Levy conta que Netanyahu nunca respondeu à sua proposta.
Questionado se ele achava que haveria uma conexão entre a alegada relutância do primeiro-ministro em atacar as finanças do Hamas e o ataque de 7 de outubro, Levy é categórico.
"Sim, é claro", respondeu ele. "Existe uma boa possibilidade de que... [teríamos] evitado [a entrada de] muito dinheiro" em Gaza e que "o monstro construído pelo Hamas provavelmente [não seria] o mesmo monstro que enfrentamos em 7 de outubro."
O Hamas teria precisado de "bilhões, não milhões" de dólares, segundo o antigo chefe de espionagem, para construir centenas de quilômetros de túneis sob a Faixa de Gaza e pagar por uma força militar estimada em 30 mil combatentes.
Levy afirma que apresentou a Netanyahu em 2014 um fluxo de financiamento específico. Era um suposto portfólio multimilionário de investimentos que, segundo a inteligência israelense, era controlado pelo Hamas e administrado na Turquia.

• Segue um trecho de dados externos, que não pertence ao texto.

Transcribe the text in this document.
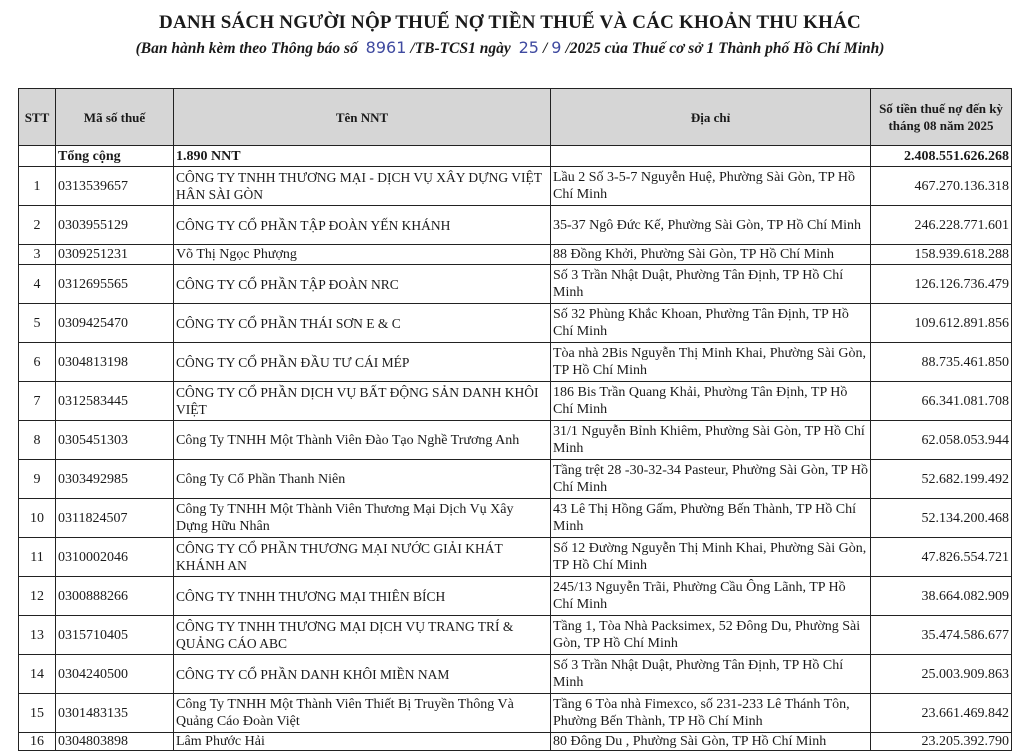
DANH SÁCH NGƯỜI NỘP THUẾ NỢ TIỀN THUẾ VÀ CÁC KHOẢN THU KHÁC
(Ban hành kèm theo Thông báo số 8961 /TB-TCS1 ngày 25 / 9 /2025 của Thuế cơ sở 1 Thành phố Hồ Chí Minh)
STT	Mã số thuế	Tên NNT	Địa chỉ	Số tiền thuế nợ đến kỳ tháng 08 năm 2025
	Tổng cộng	1.890 NNT		2.408.551.626.268
1	0313539657	CÔNG TY TNHH THƯƠNG MẠI - DỊCH VỤ XÂY DỰNG VIỆT HÂN SÀI GÒN	Lầu 2 Số 3-5-7 Nguyễn Huệ, Phường Sài Gòn, TP Hồ Chí Minh	467.270.136.318
2	0303955129	CÔNG TY CỔ PHẦN TẬP ĐOÀN YẾN KHÁNH	35-37 Ngô Đức Kế, Phường Sài Gòn, TP Hồ Chí Minh	246.228.771.601
3	0309251231	Võ Thị Ngọc Phượng	88 Đồng Khởi, Phường Sài Gòn, TP Hồ Chí Minh	158.939.618.288
4	0312695565	CÔNG TY CỔ PHẦN TẬP ĐOÀN NRC	Số 3 Trần Nhật Duật, Phường Tân Định, TP Hồ Chí Minh	126.126.736.479
5	0309425470	CÔNG TY CỔ PHẦN THÁI SƠN E & C	Số 32 Phùng Khắc Khoan, Phường Tân Định, TP Hồ Chí Minh	109.612.891.856
6	0304813198	CÔNG TY CỔ PHẦN ĐẦU TƯ CÁI MÉP	Tòa nhà 2Bis Nguyễn Thị Minh Khai, Phường Sài Gòn, TP Hồ Chí Minh	88.735.461.850
7	0312583445	CÔNG TY CỔ PHẦN DỊCH VỤ BẤT ĐỘNG SẢN DANH KHÔI VIỆT	186 Bis Trần Quang Khải, Phường Tân Định, TP Hồ Chí Minh	66.341.081.708
8	0305451303	Công Ty TNHH Một Thành Viên Đào Tạo Nghề Trương Anh	31/1 Nguyễn Bỉnh Khiêm, Phường Sài Gòn, TP Hồ Chí Minh	62.058.053.944
9	0303492985	Công Ty Cổ Phần Thanh Niên	Tầng trệt 28 -30-32-34 Pasteur, Phường Sài Gòn, TP Hồ Chí Minh	52.682.199.492
10	0311824507	Công Ty TNHH Một Thành Viên Thương Mại Dịch Vụ Xây Dựng Hữu Nhân	43 Lê Thị Hồng Gấm, Phường Bến Thành, TP Hồ Chí Minh	52.134.200.468
11	0310002046	CÔNG TY CỔ PHẦN THƯƠNG MẠI NƯỚC GIẢI KHÁT KHÁNH AN	Số 12 Đường Nguyễn Thị Minh Khai, Phường Sài Gòn, TP Hồ Chí Minh	47.826.554.721
12	0300888266	CÔNG TY TNHH THƯƠNG MẠI THIÊN BÍCH	245/13 Nguyễn Trãi, Phường Cầu Ông Lãnh, TP Hồ Chí Minh	38.664.082.909
13	0315710405	CÔNG TY TNHH THƯƠNG MẠI DỊCH VỤ TRANG TRÍ & QUẢNG CÁO ABC	Tầng 1, Tòa Nhà Packsimex, 52 Đông Du, Phường Sài Gòn, TP Hồ Chí Minh	35.474.586.677
14	0304240500	CÔNG TY CỔ PHẦN DANH KHÔI MIỀN NAM	Số 3 Trần Nhật Duật, Phường Tân Định, TP Hồ Chí Minh	25.003.909.863
15	0301483135	Công Ty TNHH Một Thành Viên Thiết Bị Truyền Thông Và Quảng Cáo Đoàn Việt	Tầng 6 Tòa nhà Fimexco, số 231-233 Lê Thánh Tôn, Phường Bến Thành, TP Hồ Chí Minh	23.661.469.842
16	0304803898	Lâm Phước Hải	80 Đông Du , Phường Sài Gòn, TP Hồ Chí Minh	23.205.392.790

Levy afirma que Netanyahu decidiu não agir com base naquela informação.
O Hamas rejeita o direito à existência de Israel e tem como compromisso a sua destruição. O grupo é muito mais do que uma força militar. É um movimento político, com apoio financeiro que se estende para muito além da Faixa de Gaza.
"Falamos sobre o Catar e o Irã como principais financiadores", afirma Levy, sobre suas discussões com Netanyahu. "A Turquia, em certos aspectos, é até mais importante, pois é um ponto focal crítico para que o Hamas administre [sua] infraestrutura financeira."

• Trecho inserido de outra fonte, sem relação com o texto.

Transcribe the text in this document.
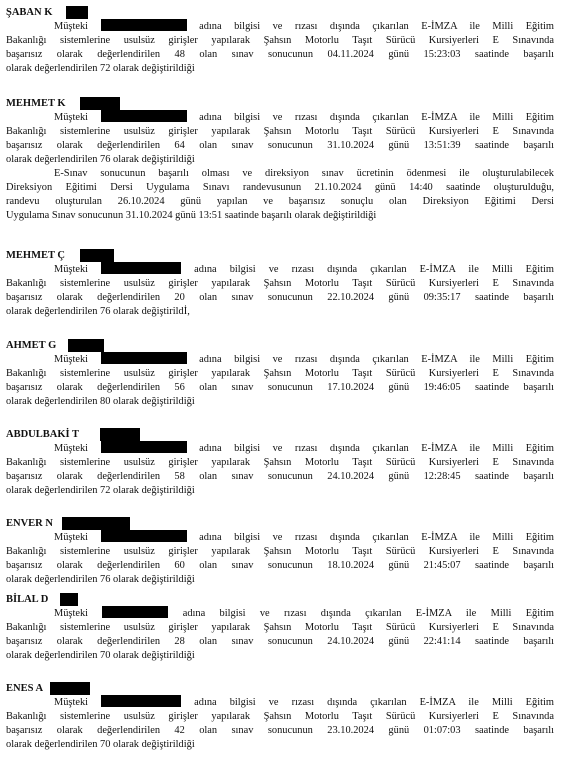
ŞABAN K
Müşteki	adına bilgisi ve rızası dışında çıkarılan E-İMZA ile Milli Eğitim
Bakanlığı sistemlerine usulsüz girişler yapılarak Şahsın Motorlu Taşıt Sürücü Kursiyerleri E Sınavında
başarısız olarak değerlendirilen 48 olan sınav sonucunun 04.11.2024 günü 15:23:03 saatinde başarılı
olarak değerlendirilen 72 olarak değiştirildiği
MEHMET K
Müşteki	adına bilgisi ve rızası dışında çıkarılan E-İMZA ile Milli Eğitim
Bakanlığı sistemlerine usulsüz girişler yapılarak Şahsın Motorlu Taşıt Sürücü Kursiyerleri E Sınavında
başarısız olarak değerlendirilen 64 olan sınav sonucunun 31.10.2024 günü 13:51:39 saatinde başarılı
olarak değerlendirilen 76 olarak değiştirildiği
E-Sınav sonucunun başarılı olması ve direksiyon sınav ücretinin ödenmesi ile oluşturulabilecek
Direksiyon Eğitimi Dersi Uygulama Sınavı randevusunun 21.10.2024 günü 14:40 saatinde oluşturulduğu,
randevu oluşturulan 26.10.2024 günü yapılan ve başarısız sonuçlu olan Direksiyon Eğitimi Dersi
Uygulama Sınav sonucunun 31.10.2024 günü 13:51 saatinde başarılı olarak değiştirildiği
MEHMET Ç
Müşteki	adına bilgisi ve rızası dışında çıkarılan E-İMZA ile Milli Eğitim
Bakanlığı sistemlerine usulsüz girişler yapılarak Şahsın Motorlu Taşıt Sürücü Kursiyerleri E Sınavında
başarısız olarak değerlendirilen 20 olan sınav sonucunun 22.10.2024 günü 09:35:17 saatinde başarılı
olarak değerlendirilen 76 olarak değiştirildİ,
AHMET G
Müşteki	adına bilgisi ve rızası dışında çıkarılan E-İMZA ile Milli Eğitim
Bakanlığı sistemlerine usulsüz girişler yapılarak Şahsın Motorlu Taşıt Sürücü Kursiyerleri E Sınavında
başarısız olarak değerlendirilen 56 olan sınav sonucunun 17.10.2024 günü 19:46:05 saatinde başarılı
olarak değerlendirilen 80 olarak değiştirildiği
ABDULBAKİ T
Müşteki	adına bilgisi ve rızası dışında çıkarılan E-İMZA ile Milli Eğitim
Bakanlığı sistemlerine usulsüz girişler yapılarak Şahsın Motorlu Taşıt Sürücü Kursiyerleri E Sınavında
başarısız olarak değerlendirilen 58 olan sınav sonucunun 24.10.2024 günü 12:28:45 saatinde başarılı
olarak değerlendirilen 72 olarak değiştirildiği
ENVER N
Müşteki	adına bilgisi ve rızası dışında çıkarılan E-İMZA ile Milli Eğitim
Bakanlığı sistemlerine usulsüz girişler yapılarak Şahsın Motorlu Taşıt Sürücü Kursiyerleri E Sınavında
başarısız olarak değerlendirilen 60 olan sınav sonucunun 18.10.2024 günü 21:45:07 saatinde başarılı
olarak değerlendirilen 76 olarak değiştirildiği
BİLAL D
Müşteki	adına bilgisi ve rızası dışında çıkarılan E-İMZA ile Milli Eğitim
Bakanlığı sistemlerine usulsüz girişler yapılarak Şahsın Motorlu Taşıt Sürücü Kursiyerleri E Sınavında
başarısız olarak değerlendirilen 28 olan sınav sonucunun 24.10.2024 günü 22:41:14 saatinde başarılı
olarak değerlendirilen 70 olarak değiştirildiği
ENES A
Müşteki	adına bilgisi ve rızası dışında çıkarılan E-İMZA ile Milli Eğitim
Bakanlığı sistemlerine usulsüz girişler yapılarak Şahsın Motorlu Taşıt Sürücü Kursiyerleri E Sınavında
başarısız olarak değerlendirilen 42 olan sınav sonucunun 23.10.2024 günü 01:07:03 saatinde başarılı
olarak değerlendirilen 70 olarak değiştirildiği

O BBC Panorama investigou documentos obtidos algum tempo antes do ataque de 7 de outubro, que revelam a extensão do portfólio de investimentos do Hamas.

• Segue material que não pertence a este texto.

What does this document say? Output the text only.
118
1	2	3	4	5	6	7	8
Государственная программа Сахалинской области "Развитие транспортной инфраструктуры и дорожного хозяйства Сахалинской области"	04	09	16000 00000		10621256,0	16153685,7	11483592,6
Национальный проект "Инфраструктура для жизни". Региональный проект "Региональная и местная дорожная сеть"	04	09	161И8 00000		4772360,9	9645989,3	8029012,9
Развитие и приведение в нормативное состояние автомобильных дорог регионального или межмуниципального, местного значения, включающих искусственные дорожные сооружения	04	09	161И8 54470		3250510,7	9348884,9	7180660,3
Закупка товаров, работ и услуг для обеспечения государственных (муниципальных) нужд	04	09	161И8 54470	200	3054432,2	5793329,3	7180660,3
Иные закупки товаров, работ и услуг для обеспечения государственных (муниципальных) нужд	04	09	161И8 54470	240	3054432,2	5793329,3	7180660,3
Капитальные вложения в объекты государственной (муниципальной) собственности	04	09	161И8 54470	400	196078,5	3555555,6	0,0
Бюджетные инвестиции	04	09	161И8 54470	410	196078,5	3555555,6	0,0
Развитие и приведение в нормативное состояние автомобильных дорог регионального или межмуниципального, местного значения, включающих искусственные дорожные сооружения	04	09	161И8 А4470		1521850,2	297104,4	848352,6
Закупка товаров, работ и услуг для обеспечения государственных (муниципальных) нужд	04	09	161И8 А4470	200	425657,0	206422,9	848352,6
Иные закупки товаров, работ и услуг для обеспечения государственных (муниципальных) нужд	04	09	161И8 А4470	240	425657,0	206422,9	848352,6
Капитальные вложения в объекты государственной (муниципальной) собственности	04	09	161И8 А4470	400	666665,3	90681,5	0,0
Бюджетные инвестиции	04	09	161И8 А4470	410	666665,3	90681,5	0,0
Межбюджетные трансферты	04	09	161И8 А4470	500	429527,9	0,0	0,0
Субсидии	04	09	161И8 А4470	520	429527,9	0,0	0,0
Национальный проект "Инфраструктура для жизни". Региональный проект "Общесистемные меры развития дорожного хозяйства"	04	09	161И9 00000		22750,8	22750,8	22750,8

Esses documentos são o relato de um período de oito meses que termina no início de 2018. Segundo a inteligência israelense, eles mostram como o Hamas consegue parte do seu dinheiro.
Acredita-se que cerca de 40 empresas do Oriente Médio e do norte da África estejam no portfólio, incluindo países como a Arábia Saudita, Argélia, Sudão, Egito, países do Golfo e também a Turquia.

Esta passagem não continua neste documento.